Intanto ci siamo seduti in un posto abbastanza vicino al campo, così da vedere meglio qualunque passaggio, qualsiasi mossa e qualsiasi persona. Quella persona. 

"Secondo te è meglio se dicessi: 'ehi, ci incontriamo sempre... a questo punto resta soltanto da darmi il tuo numero'. Oppure, più formale: 'Mi farebbe piacere avere il tuo numero' ?" mi continuava a ripetere. Mi accorgo che stava parlando con me. "Va benissimo" le rispondo, non so nemmeno cosa mi abbia chiesto. Talmente presa dal discorso, non mi fa la solita ramanzina e ripete. Io ci penso un attimo. "La prima" decido. Stava architettando il piano per rivederlo. Grazie al taxi, ovviamente.  

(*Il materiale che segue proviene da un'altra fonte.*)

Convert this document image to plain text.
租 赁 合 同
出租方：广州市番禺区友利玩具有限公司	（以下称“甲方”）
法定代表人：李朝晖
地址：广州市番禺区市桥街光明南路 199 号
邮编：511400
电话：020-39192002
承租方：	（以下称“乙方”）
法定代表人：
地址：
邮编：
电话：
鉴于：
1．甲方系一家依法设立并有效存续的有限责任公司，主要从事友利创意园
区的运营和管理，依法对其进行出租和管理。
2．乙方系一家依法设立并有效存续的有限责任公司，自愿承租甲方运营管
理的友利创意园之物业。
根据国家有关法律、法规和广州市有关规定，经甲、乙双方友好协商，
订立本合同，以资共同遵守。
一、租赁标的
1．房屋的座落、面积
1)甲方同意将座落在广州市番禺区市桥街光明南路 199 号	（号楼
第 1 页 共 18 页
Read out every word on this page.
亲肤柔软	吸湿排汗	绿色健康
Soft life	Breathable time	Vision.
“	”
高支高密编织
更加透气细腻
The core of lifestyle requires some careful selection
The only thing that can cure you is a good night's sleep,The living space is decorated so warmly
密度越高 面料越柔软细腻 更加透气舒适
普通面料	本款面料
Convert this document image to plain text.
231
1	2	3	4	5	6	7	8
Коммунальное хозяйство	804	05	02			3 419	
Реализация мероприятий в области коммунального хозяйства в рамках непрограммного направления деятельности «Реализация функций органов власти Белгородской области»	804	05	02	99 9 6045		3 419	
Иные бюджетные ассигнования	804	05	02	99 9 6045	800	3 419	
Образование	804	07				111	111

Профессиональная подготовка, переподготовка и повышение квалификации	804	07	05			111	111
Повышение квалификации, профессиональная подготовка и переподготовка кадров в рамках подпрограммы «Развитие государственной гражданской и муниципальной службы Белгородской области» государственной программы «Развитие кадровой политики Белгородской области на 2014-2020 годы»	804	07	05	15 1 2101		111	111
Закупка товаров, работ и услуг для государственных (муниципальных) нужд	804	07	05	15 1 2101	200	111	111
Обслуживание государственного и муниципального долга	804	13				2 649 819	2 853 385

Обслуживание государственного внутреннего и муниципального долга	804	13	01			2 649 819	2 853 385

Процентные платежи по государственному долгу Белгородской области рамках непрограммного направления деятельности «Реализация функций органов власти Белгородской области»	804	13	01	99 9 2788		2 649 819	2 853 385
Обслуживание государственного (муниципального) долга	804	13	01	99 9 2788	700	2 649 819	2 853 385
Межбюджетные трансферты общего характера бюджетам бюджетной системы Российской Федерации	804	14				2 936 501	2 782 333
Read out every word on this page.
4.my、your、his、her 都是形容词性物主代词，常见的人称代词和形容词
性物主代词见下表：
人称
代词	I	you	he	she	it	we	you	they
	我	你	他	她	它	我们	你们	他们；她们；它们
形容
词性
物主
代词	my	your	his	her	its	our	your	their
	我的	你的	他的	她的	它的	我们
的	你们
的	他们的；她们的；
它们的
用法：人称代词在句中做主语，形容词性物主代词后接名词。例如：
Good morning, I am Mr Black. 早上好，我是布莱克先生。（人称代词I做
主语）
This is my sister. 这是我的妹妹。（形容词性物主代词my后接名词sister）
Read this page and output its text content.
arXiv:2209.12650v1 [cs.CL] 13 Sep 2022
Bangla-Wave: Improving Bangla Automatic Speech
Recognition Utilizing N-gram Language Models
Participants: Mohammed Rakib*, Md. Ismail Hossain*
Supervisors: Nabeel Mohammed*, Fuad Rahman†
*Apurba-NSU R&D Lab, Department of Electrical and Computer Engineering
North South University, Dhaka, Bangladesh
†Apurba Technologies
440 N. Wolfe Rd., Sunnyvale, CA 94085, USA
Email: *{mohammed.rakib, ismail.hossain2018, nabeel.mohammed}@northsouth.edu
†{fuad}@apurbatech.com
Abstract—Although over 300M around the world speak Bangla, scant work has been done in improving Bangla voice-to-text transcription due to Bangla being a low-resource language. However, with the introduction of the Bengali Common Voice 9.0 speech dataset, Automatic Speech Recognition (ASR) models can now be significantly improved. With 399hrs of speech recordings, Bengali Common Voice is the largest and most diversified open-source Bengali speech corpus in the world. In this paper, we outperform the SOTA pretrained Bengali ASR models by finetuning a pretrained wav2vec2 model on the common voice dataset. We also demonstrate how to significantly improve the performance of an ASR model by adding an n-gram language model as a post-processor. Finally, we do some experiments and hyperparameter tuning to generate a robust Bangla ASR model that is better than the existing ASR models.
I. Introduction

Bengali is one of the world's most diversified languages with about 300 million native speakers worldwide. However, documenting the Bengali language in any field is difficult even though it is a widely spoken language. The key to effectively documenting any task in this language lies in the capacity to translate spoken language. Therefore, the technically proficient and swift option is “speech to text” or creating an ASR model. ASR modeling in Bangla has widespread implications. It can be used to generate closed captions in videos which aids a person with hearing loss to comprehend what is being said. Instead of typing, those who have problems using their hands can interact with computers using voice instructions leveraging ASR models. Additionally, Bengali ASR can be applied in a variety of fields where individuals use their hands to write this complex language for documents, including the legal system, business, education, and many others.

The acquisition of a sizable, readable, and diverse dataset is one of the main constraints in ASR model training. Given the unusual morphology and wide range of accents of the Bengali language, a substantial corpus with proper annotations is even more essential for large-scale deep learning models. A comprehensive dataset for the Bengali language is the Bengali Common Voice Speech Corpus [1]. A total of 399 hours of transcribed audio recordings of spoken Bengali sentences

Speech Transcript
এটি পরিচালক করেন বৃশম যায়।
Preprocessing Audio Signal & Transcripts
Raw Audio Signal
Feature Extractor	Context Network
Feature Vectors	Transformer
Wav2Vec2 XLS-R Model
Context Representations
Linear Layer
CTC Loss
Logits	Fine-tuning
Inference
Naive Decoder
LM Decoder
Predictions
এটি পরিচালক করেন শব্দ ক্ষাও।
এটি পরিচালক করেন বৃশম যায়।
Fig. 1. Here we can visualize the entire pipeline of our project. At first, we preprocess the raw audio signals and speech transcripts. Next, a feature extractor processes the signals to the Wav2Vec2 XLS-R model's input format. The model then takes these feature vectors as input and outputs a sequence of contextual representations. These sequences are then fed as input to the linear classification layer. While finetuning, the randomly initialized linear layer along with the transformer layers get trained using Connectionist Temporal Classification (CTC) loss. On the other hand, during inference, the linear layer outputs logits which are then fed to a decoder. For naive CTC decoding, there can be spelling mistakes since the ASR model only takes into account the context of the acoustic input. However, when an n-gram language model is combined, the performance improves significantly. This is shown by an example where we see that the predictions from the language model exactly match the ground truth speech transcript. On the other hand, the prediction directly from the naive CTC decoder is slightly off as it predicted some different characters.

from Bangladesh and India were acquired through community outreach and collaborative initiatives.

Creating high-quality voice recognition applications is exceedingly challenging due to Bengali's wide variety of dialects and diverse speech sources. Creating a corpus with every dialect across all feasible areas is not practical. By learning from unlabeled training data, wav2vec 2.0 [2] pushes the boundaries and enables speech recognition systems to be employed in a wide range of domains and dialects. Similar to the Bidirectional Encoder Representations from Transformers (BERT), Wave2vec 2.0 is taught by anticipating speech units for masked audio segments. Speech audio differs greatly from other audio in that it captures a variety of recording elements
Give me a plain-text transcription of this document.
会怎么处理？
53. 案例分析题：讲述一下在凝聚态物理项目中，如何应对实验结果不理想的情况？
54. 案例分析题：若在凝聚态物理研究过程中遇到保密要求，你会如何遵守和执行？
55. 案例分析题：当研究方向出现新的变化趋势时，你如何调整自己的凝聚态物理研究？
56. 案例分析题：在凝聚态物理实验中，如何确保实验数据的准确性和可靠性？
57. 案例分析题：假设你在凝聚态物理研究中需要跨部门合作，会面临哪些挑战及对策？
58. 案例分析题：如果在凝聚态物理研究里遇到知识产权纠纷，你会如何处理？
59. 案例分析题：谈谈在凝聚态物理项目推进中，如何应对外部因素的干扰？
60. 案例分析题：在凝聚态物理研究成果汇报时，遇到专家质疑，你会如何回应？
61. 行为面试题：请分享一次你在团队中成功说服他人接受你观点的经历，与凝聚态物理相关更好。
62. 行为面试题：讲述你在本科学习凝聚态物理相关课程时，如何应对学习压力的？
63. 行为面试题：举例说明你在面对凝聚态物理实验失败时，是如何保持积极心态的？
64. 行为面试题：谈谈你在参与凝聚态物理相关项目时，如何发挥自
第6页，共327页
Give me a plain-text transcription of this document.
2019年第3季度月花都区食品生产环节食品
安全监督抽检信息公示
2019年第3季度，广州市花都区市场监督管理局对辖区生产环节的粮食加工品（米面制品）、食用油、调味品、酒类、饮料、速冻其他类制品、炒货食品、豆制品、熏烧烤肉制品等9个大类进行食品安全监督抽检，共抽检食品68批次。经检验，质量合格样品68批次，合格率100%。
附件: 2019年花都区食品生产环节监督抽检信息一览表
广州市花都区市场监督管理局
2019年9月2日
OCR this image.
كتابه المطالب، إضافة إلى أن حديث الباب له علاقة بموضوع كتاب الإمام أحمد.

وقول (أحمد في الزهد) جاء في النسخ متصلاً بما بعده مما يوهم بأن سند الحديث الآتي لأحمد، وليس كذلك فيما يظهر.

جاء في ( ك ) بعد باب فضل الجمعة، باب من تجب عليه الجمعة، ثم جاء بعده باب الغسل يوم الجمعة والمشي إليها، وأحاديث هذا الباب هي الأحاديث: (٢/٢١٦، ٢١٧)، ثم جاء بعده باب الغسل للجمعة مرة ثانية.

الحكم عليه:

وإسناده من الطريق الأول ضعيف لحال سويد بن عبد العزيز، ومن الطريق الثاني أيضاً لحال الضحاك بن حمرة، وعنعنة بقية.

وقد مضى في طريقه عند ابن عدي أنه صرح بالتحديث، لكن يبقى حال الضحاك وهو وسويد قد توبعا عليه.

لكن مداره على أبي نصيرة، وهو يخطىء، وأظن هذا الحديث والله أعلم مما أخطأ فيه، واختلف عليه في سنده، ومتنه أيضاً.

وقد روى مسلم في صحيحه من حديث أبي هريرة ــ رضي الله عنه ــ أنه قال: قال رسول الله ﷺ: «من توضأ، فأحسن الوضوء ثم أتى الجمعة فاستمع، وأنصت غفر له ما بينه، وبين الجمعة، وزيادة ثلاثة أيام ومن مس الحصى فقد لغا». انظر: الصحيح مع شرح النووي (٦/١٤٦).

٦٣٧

La partita fu molto emozionante, con la vittoria del PSG, ovviamente. In campo sembrano tutt'altre persone rispetto a quanto sono ubriachi. Prendono le adulazioni dei tifosi per qualche minuti e poi, con il sorriso fiero sul volto, scompaiono lasciando ai tifosi il tempo di andare via.

"Cosa hai deciso di fare?" le chiedo riferendomi alla discoteca. "Nah, voglio prendere quel taxi per andare a casa" mi rispose. Probabilmente non aveva pensato ad altro. Accettai, e rimanemmo ancora due minuti nel silenzio degli spalti ormai semivuoti. I giocatori probabilmente erano già diretti verso i festeggiamenti e a noi non restava altro che tornare a casa. Sentii una sensazione di vuoto, era per questo che ero venuta in Francia? Vedere un'ora di solite partite e poi tornarmene a casa?  A quale scopo? 

Mentre pensavo questo, la mia amica mi portò alla realtà. "Andiamo?" mi chiede. Non rispondo e così capisce che voglio rimanere un poco sola. "Vado a chiamare il taxi, poi torno e andiamo. Okay?" cerca di essere seria, ma sprizza gioia da tutti i pori per il suo piano amoroso. Annuisco e se ne va. Rimango seduta a fissare un punto nel vuoto. Mi pongo tutte queste domande a cui non so dare una risposta. Penso che dovrò farmi una vita, e non inseguire quella degli altri continuando ad illudermi di entrarci. Devo rimboccarmi le maniche, perché la vita è una sola. Per oggi, si ritorna a casa, ma da domani si va a ballare ogni giorno. Alla ricerca disperata di qualcuno di carino. Punto. I miei occhi sono quasi oscurati e non mi accorgo che siano passati più di due minuti. 

I mie pensieri si interrompono quando vedo una mano passarmi davanti ai miei occhi per svegliarmi. OH NO.